Between this and the monstrous later stages of her elliptically-told story, the protagonist finds freedom with the kind of young man she’s dreamed of marrying, and though their pillow talk is at cross purposes, we see the transcendence (Rosie Sheehy and Pierro Niel-Mee pictured below). She says she feels “purified” – there’s an ironic correspondence in the next scene, where the husband tells her how he was attracted to her “purity” – but all the cues are set up for catastrophe. A tense trial is followed by the terrible endgame: seared on the mind’s eye now for ever, the caged woman is caught between a fellow prisoner singing a spiritual and the cant of a priest, though Jones spares us the full-on horror of the electric chair, as Daldry did not. It's still sick-making. Some members of the audience shot to their feet at the end, but the shock left me unable to move, and jelly-legged for some time after. Credits due are simply too many to include everyone. Sheehy, of course, is central, visceral when she needs to be yet precise and controlled - the sort of performance you wonder how an actor can sustain night after night. Tim Frances' boss-husband and Pierro Niel-Mee's Young Man may spout cliches, but the performances humanise the only sustained characters. The other seven main actors are all note-perfect; singling out under such circumstances is difficult, but Carla Harrison-Hodge's Telephone Girl, Emilio Iannucci's creepy edge in several roles, and Daniel Abelson and Sam Alexander as Defence and Prosecution Lawyers respectively all have a special sharp definition. Even non-speaking roles like Steven Beard's stalking speakeasy bartender command attentiion. The spiritual delivery of Daniel Bowerbank, spine-tinglingly beautiful in the awful final scene, transcends the setting.
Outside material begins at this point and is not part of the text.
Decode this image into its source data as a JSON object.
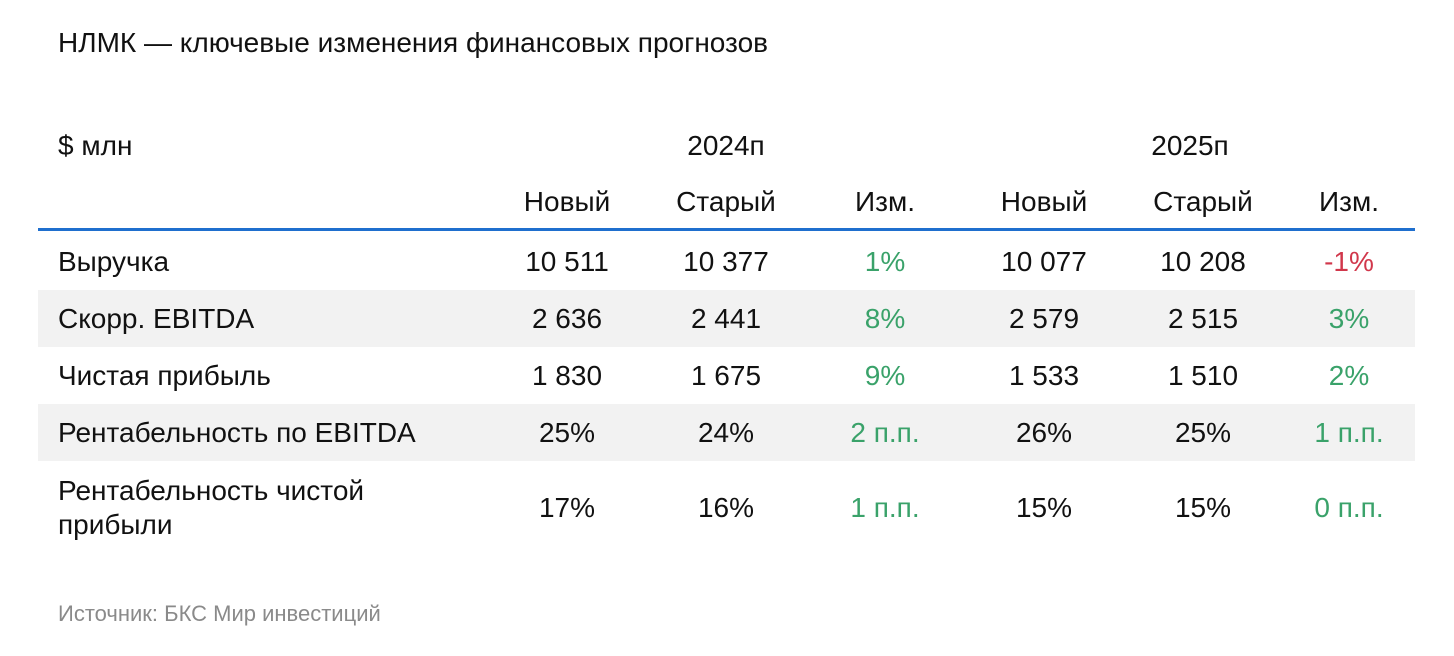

Shin's sets have a stifling, spare fascination - windows open on to nothing, the crucial lily in a bowl during "Intimacy" is carefully placed - and Jones demands quick-change skill from Adam Silverman (lighting, the full gamut), Benjamin Grant (sound, treated 1920s music included) and movement (Jones regular Sarah Fahie, who's proved her metal in direction with the recent Giant). Like Jones's sorely-underrated Pygmalion last year at The Old Vic, this is theatre that demands so much of team and audience, maybe even changes your perspectives. Unmissable.